Posted by Jimmy Kelley on February 13th, 2013

Jimmy Kelley is a columnist for the ACC microsite. Follow him on Twitter @DevilsInDurham

When rivalry week rolls around each February the attention shifts toward the major games: Duke vs. North Carolina, Michigan vs. Michigan State, Kentucky vs. Florida, Syracuse vs. UConn, and other games of that ilk. However, some of the other games on ESPN’s slate are worthy of attention and one such game is Wednesday’s match-up between #3 Miami and Florida State. Long the football-playing athletic younger brother of Florida State’s disciplined teams, Miami has flipped the script this season with its play and crushed the Seminoles in Coral Gables, 71-47, earlier this season. But it is rivalry week and at this time of year records mean less than they otherwise would, so Miami could be in for a fight in Tallahassee tonight.

Michael Snaer, Florida State

Michael Snaer scored just four points when Miami crushed Florida State, 71-47, back on Jan. 27. (C.W. Griffin, MCT)

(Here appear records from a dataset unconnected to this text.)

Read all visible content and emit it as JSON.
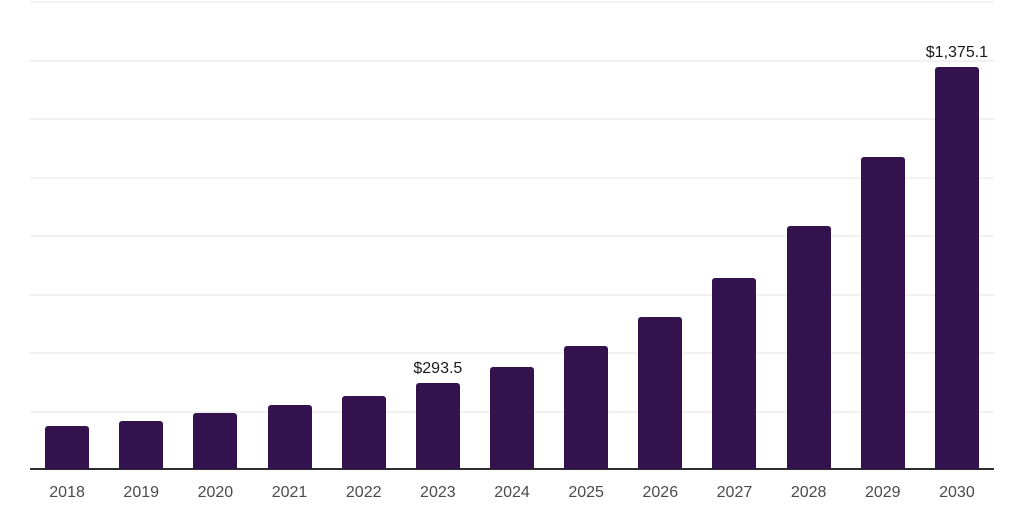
{
  "chart_data": {
    "type": "bar",
    "title": "",
    "xlabel": "",
    "ylabel": "",
    "categories": [
      "2018",
      "2019",
      "2020",
      "2021",
      "2022",
      "2023",
      "2024",
      "2025",
      "2026",
      "2027",
      "2028",
      "2029",
      "2030"
    ],
    "values": [
      147.1,
      164.2,
      191.6,
      218.9,
      249.7,
      293.5,
      348.9,
      420.7,
      519.9,
      653.3,
      831.2,
      1067.2,
      1375.1
    ],
    "point_labels": [
      "",
      "",
      "",
      "",
      "",
      "$293.5",
      "",
      "",
      "",
      "",
      "",
      "",
      "$1,375.1"
    ],
    "ylim": [
      0,
      1600
    ],
    "gridline_step": 200,
    "grid": true,
    "legend": false,
    "colors": {
      "bar": "#34124e",
      "gridline": "#f2f2f2",
      "axis": "#2e2e2e",
      "data_label": "#1a1a1a",
      "tick_label": "#4a4a4a",
      "background": "#ffffff"
    }
  }
}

Florida State may lack the same toughness and leadership that sparked them to last year’s ACC Tournament championship but they return enough players with pride that they aren’t keen on allowing a repeat of this season’s first game or last season’s game in Tallahassee — a 16-point Miami win — come to pass. “Why not?” FSU guard Ian Miller told the Orlando Sentinel when asked if the Seminoles could win. “Why not go out and do something special?” That sentiment, if felt throughout the team, could be enough to push the Seminoles over the top tonight. But if they are going to score the upset they will need players like Miller and star guard Michael Snaer to come through with a pair of seas0n-best performances.